Le nom de ce sanctuaire est une erreur de traduction qui a duré des siècles. Il fut bâti, dit la tradition, par les pêcheurs de corail catalans émigrés à Laigueglia, et la Madone qu'ils apportèrent était pour eux la Dame du rocher, du nom de l'éperon sur lequel elle se tient. Quand on ne parla plus catalan au village, ce rocher devint en italien une plume, et c'est ainsi qu'on l'appelle depuis.
À voir
C'est un petit édifice, une salle rectangulaire unique, accrochée au sommet du promontoire de Capo Mele, juste au-dessus de l'Aurelia. La légende le place au milieu du dix-septième siècle, quand la communauté catalane était déjà installée au village. À côté fut ensuite ajouté un abri pour les voyageurs et les pèlerins qui passaient par là.

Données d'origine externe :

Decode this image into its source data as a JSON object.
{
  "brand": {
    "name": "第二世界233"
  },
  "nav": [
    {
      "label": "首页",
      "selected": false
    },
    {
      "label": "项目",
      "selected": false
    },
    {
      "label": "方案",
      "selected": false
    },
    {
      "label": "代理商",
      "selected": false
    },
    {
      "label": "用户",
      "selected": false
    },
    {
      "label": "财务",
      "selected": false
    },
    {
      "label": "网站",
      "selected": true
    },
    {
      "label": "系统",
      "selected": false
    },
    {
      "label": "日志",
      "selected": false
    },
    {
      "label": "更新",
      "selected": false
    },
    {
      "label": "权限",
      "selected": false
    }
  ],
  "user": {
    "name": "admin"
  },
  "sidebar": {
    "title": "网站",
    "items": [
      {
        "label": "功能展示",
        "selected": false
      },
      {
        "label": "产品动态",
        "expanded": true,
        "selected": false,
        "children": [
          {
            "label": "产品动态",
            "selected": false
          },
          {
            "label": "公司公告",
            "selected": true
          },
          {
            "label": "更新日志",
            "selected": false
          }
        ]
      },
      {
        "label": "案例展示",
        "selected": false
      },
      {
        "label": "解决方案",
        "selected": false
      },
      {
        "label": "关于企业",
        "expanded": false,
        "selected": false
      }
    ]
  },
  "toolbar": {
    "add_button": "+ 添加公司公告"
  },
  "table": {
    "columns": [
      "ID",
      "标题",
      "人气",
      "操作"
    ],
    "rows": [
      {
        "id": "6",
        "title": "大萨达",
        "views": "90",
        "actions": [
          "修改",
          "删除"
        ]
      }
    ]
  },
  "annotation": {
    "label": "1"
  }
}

Dedans sont conservés des ex-voto liés à la mer : petits panneaux et objets offerts pour grâce reçue par ceux qui étaient revenus d'une tempête ou d'un naufrage. C'est la comptabilité des peurs d'un village de marins, et dans un sanctuaire sur le cap ils sont exactement à leur place.
La visite
Le sanctuaire est sur le promontoire de Capo Mele, entre Laigueglia et Andora ; on y accède par la route puis un sentier, et il ouvre surtout pour la fête et en certaines occasions. Une demi-heure.
Le conseil de la rédaction
Passez du côté qui regarde la mer et cherchez la fresque qu'on appelle la Madone aux Grands Yeux. Elle est peinte dehors, sur le mur extérieur, tournée vers l'eau : elle n'était pas pour ceux qui entraient dans l'église, elle était pour ceux qui passaient en barque. Une image sacrée placée là où seul quelqu'un au large peut la voir dit tout de celui qui l'a voulue.